Once upon a time, there was a theatre company in New Orleans. The group put on dozens of shows over the course of about 15 years, but none was as popular as Grenadine McGunkle’s Double-Wide Christmas. Something in that redneck holiday jamboree captured folks’ attention, made them laugh.
A few years back, it ended. Not in a bad way, it was simply time for everyone to move on. To this day, though, people still ask if we’ll ever remount Grenadine. As much as I’d love to say yes, I have to be honest: I don’t know, but I kinda doubt it. Between the lack of venues in New Orleans and the fact that our performers are so damn busy these days, it’d be a long row to hoe.
But Grenadine and her friends still live on in my mind, so I’ve decided to let ’em romp around a bit. It’s not nearly as much fun to read about them as it is to see them gallivanting on stage, but for now, I suppose it’ll have to do.
Here’s chapter one of Grenadine McGunkle’s Double-Wide Christmas. I’ll see about posting chapter two next week.
Grenadine McGunkle’s Double-Wide Christmas, Chapter 1:
The Everlasting Arms Motor Ark
The traffic out on Route 12 could give anyone a conniption fit, but on Christmas Eve, it just might drive you to drink.
Of course, you’d have to mosey 20 minutes out of your way to sip anything other than rubbing alcohol since Hogwalla County is dry as a you-know-what bone. Even for a little ol’ bottle of cooking sherry, you’ve got to motor clear over to London. (That’s London, the seat of Callawamba County, not the place in England. Though you can probably get sherry there, too, I reckon.)
Y’all might think that a little podunk town like our Pittsville wouldn’t have big-city problems like traffic.
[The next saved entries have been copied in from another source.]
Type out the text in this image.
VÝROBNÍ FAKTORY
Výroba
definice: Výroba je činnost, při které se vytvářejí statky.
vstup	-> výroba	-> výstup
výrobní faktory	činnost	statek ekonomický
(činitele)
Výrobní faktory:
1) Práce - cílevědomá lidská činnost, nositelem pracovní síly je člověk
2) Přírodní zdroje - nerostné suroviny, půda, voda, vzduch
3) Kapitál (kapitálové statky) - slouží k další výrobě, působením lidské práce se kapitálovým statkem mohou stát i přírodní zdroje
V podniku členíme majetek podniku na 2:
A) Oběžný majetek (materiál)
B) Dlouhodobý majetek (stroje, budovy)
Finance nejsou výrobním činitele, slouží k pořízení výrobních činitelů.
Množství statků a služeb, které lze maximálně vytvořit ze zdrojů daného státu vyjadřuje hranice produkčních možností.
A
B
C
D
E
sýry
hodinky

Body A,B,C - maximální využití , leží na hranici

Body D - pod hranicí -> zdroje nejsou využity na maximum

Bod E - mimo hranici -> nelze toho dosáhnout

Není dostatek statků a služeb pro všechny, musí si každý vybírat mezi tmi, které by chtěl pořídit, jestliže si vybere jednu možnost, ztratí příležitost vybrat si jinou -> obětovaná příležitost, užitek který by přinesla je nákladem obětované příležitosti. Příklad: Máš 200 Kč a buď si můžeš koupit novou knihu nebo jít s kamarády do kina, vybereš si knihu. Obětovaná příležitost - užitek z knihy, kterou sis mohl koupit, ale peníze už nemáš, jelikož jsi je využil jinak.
But you, sir–or ma’am, whatever–would be dead wrong, because first of all, there is a lumber mill just outside the city limits that accepts log trucks 23 hours a day (the exception being noon to one, which is sacred because it’s lunch, of course), and those damn big rigs run every whichway through town, blocking intersections and making wide right turns and causing all kinds of mayhem and…and….
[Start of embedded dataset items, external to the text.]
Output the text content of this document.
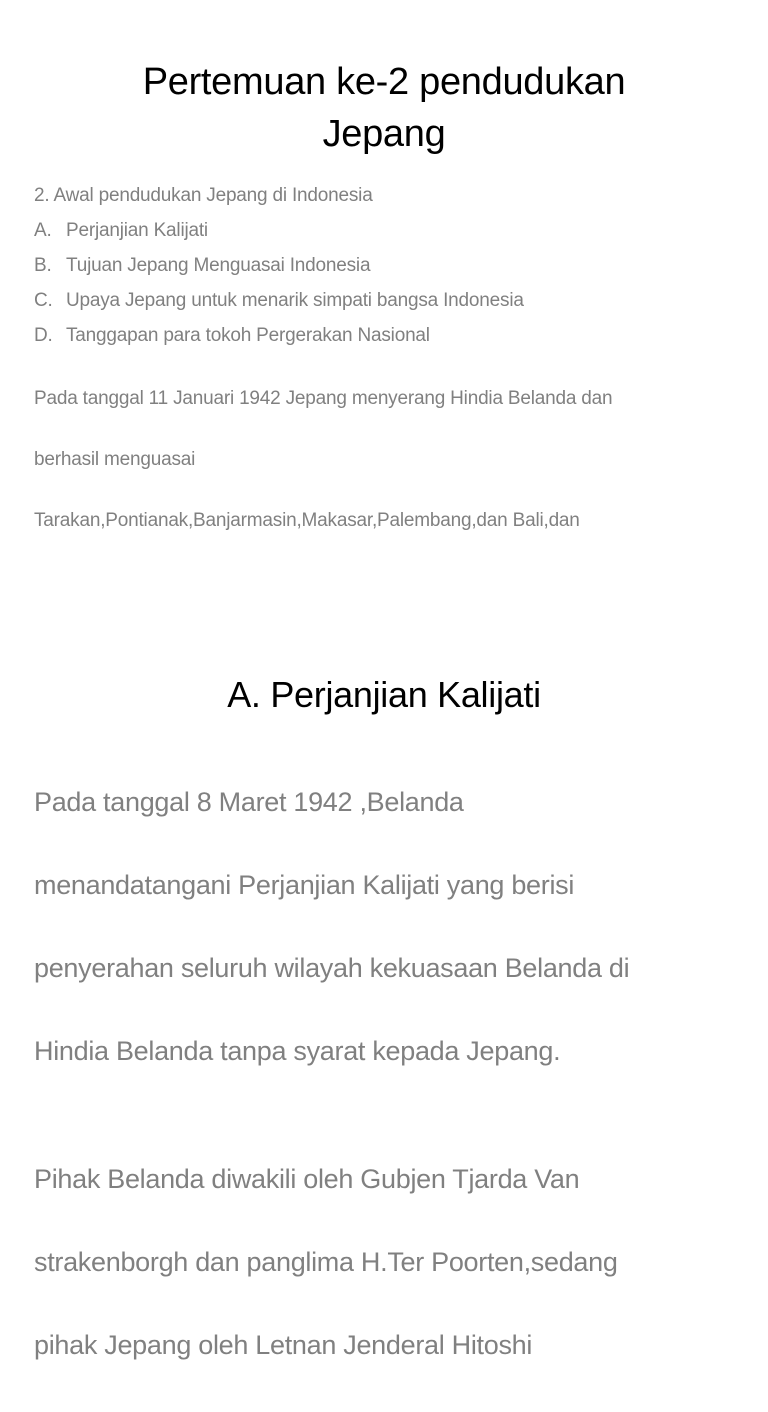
Pertemuan ke-2 pendudukan
Jepang
2. Awal pendudukan Jepang di Indonesia
A. Perjanjian Kalijati
B. Tujuan Jepang Menguasai Indonesia
C. Upaya Jepang untuk menarik simpati bangsa Indonesia
D. Tanggapan para tokoh Pergerakan Nasional

Pada tanggal 11 Januari 1942 Jepang menyerang Hindia Belanda dan

berhasil menguasai

Tarakan,Pontianak,Banjarmasin,Makasar,Palembang,dan Bali,dan

A. Perjanjian Kalijati

Pada tanggal 8 Maret 1942 ,Belanda

menandatangani Perjanjian Kalijati yang berisi

penyerahan seluruh wilayah kekuasaan Belanda di

Hindia Belanda tanpa syarat kepada Jepang.

Pihak Belanda diwakili oleh Gubjen Tjarda Van

strakenborgh dan panglima H.Ter Poorten,sedang

pihak Jepang oleh Letnan Jenderal Hitoshi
Hold up, now. I lost my train of thought.
Oh, right: and second of all, the streets of Pittsville are capital-T treacherous today because it is Christmas Eve, meaning that everyone has forgotten how to ding-dang-diddly-dong drive.
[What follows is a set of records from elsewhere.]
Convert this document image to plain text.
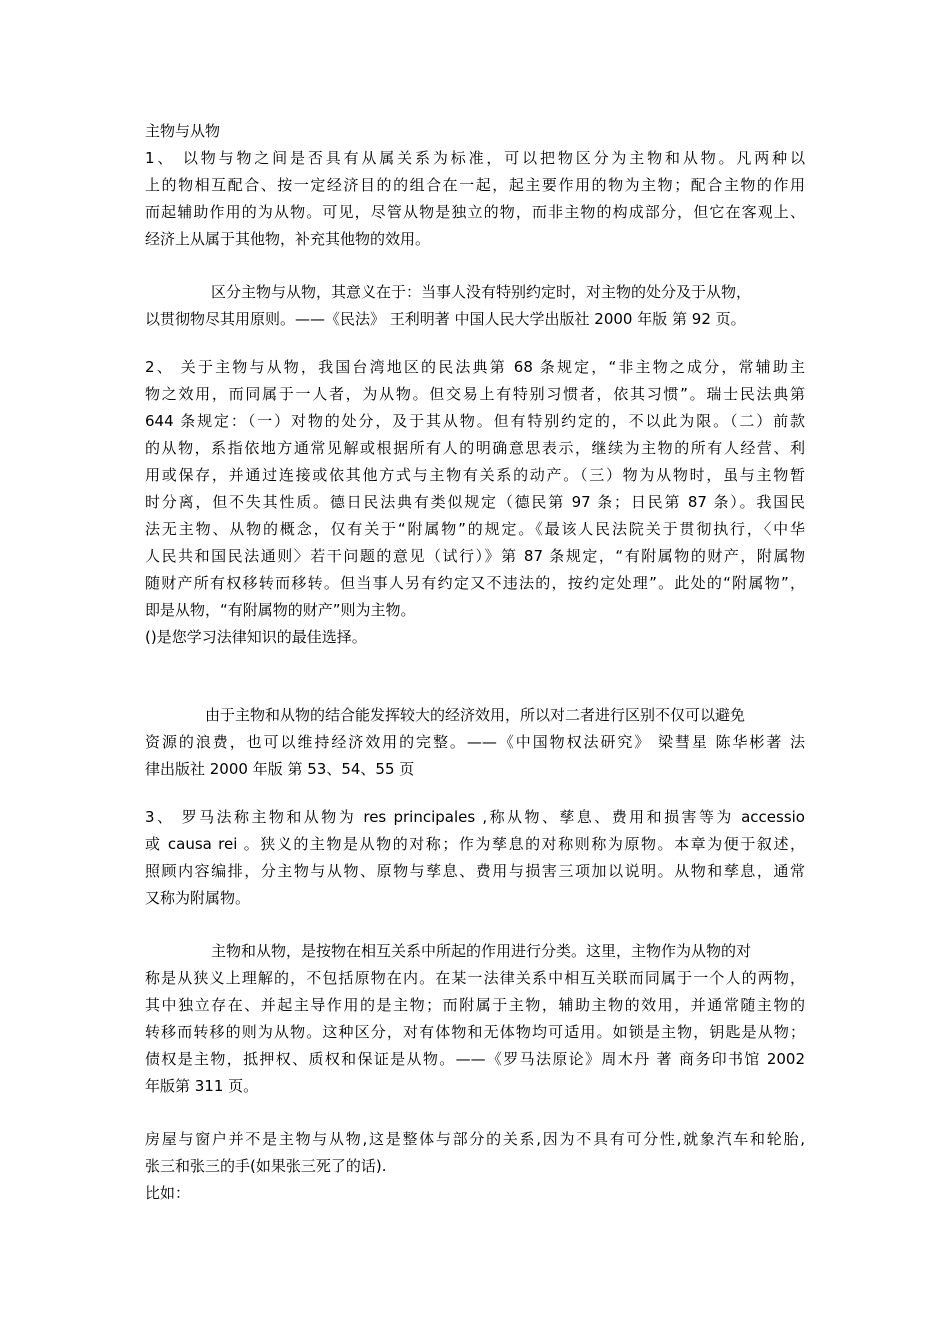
主物与从物
1、 以物与物之间是否具有从属关系为标准，可以把物区分为主物和从物。凡两种以
上的物相互配合、按一定经济目的的组合在一起，起主要作用的物为主物；配合主物的作用
而起辅助作用的为从物。可见，尽管从物是独立的物，而非主物的构成部分，但它在客观上、
经济上从属于其他物，补充其他物的效用。
区分主物与从物，其意义在于：当事人没有特别约定时，对主物的处分及于从物，
以贯彻物尽其用原则。——《民法》 王利明著 中国人民大学出版社 2000 年版 第 92 页。
2、 关于主物与从物，我国台湾地区的民法典第 68 条规定，“非主物之成分，常辅助主
物之效用，而同属于一人者，为从物。但交易上有特别习惯者，依其习惯”。瑞士民法典第
644 条规定：（一）对物的处分，及于其从物。但有特别约定的，不以此为限。（二）前款
的从物，系指依地方通常见解或根据所有人的明确意思表示，继续为主物的所有人经营、利
用或保存，并通过连接或依其他方式与主物有关系的动产。（三）物为从物时，虽与主物暂
时分离，但不失其性质。德日民法典有类似规定（德民第 97 条；日民第 87 条）。我国民
法无主物、从物的概念，仅有关于“附属物”的规定。《最该人民法院关于贯彻执行，〈中华
人民共和国民法通则〉若干问题的意见（试行）》第 87 条规定，“有附属物的财产，附属物
随财产所有权移转而移转。但当事人另有约定又不违法的，按约定处理”。此处的“附属物”，
即是从物，“有附属物的财产”则为主物。
()是您学习法律知识的最佳选择。
由于主物和从物的结合能发挥较大的经济效用，所以对二者进行区别不仅可以避免
资源的浪费，也可以维持经济效用的完整。——《中国物权法研究》 梁彗星 陈华彬著 法
律出版社 2000 年版 第 53、54、55 页
3、 罗马法称主物和从物为 res principales ,称从物、孳息、费用和损害等为 accessio
或 causa rei 。狭义的主物是从物的对称；作为孳息的对称则称为原物。本章为便于叙述，
照顾内容编排，分主物与从物、原物与孳息、费用与损害三项加以说明。从物和孳息，通常
又称为附属物。
主物和从物，是按物在相互关系中所起的作用进行分类。这里，主物作为从物的对
称是从狭义上理解的，不包括原物在内。在某一法律关系中相互关联而同属于一个人的两物，
其中独立存在、并起主导作用的是主物；而附属于主物，辅助主物的效用，并通常随主物的
转移而转移的则为从物。这种区分，对有体物和无体物均可适用。如锁是主物，钥匙是从物；
债权是主物，抵押权、质权和保证是从物。——《罗马法原论》周木丹 著 商务印书馆 2002
年版第 311 页。
房屋与窗户并不是主物与从物,这是整体与部分的关系,因为不具有可分性,就象汽车和轮胎,
张三和张三的手(如果张三死了的话).
比如：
(Quick question for y’all: are we supposed to call the whole day before Christmas “Christmas Eve”, or just the nighttime part? Because it feels weird as all get-out to say “Christmas Eve” when the sun’s still shining, and I’d rather be torn apart by wild elephants than say “Christmas Eve Day”. Maybe if some of our elected officials up there in Washington, D.C. would stop their bickering for five straight minutes, they could address important issues like this.)
Anyway, you combine the lumber mill and Christmas Eve and the general lack of spirits, Christmas or otherwise, and that pretty much explains why I am pitching an F-I-T fit–a fit that won’t do a dang thing to save the full gallon of Bluebell strawberry ice cream turning to mush in the back of my station wagon, but at this point, I don’t really care.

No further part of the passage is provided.